Michael Priv and Corynga

michael privOne of the entrepreneurs who came to visit me on Monday was Michael Priv who has a startup called Corynga.com.

Michael has never done a software company before, though he has many years experience in business consulting and working with people.  His instincts have led him to design a system which he describes as the merger of Automotive and Leisure – though that’s certainly NOT what his site is.  He was told – by potential investors – that he can’t call it a gaming or game site – but indeed – that’s exactly what the site is all about.  What this site does is encourage users to – “enter into ‘games’ and other activities to win points so that those pints can be applied to prizes…..”

When I pressed him on just what exactly were these games and these activities- he was surprisingly light on details of what the games were, saying “oh you know – bowling, driving, etc.” – so he was obviously trying to dis-emphasize the gaming aspects.  A key angle which he did talk about was getting players to participate and ‘strategize’ with each other – but the only strategizing he talked about was “coordinating with others when to come onto the site.”  Michael’s big idea was that if 25 players were on the site together – at the same time – they’d all get double points.  And if 50 players were on the site – then they’d all get quad the # of points.

That’s it.  That’s his idea.

These points would then be used to redeem prizes – and sponsors would pony up these prizes.  He was focused on vacation and travel items – like tires, gas and even entire vacations.

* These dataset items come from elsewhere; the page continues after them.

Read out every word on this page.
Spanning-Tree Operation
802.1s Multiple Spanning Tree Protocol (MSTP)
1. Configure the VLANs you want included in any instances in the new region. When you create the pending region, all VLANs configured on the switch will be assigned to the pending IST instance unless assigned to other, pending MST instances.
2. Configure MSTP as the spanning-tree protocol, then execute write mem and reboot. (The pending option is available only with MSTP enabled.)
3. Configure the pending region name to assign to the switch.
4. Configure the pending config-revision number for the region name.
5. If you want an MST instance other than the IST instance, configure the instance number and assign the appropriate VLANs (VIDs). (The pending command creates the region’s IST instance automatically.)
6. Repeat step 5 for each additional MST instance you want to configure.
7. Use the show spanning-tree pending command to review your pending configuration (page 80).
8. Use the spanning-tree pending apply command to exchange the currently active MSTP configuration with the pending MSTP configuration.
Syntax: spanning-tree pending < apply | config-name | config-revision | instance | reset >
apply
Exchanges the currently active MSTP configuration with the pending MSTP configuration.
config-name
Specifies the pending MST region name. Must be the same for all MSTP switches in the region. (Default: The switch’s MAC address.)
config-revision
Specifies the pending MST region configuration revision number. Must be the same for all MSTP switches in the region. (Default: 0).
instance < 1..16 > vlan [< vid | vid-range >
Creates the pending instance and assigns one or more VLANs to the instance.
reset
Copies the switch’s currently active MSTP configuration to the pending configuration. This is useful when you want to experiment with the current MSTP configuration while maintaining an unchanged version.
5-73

He also wanted to ALSO give away cars and entire vacations.

The whole idea was a classic money based service – so what Michael needs (and what I told him to do) was find people who needed that kind of service, to complement their ‘conversation’ tool – which was the opposite of his service.  It seemed to me that there are a lot of tools and non-money based experiences that would be the complete opposite (and thereby complementary) to Michael’s idea.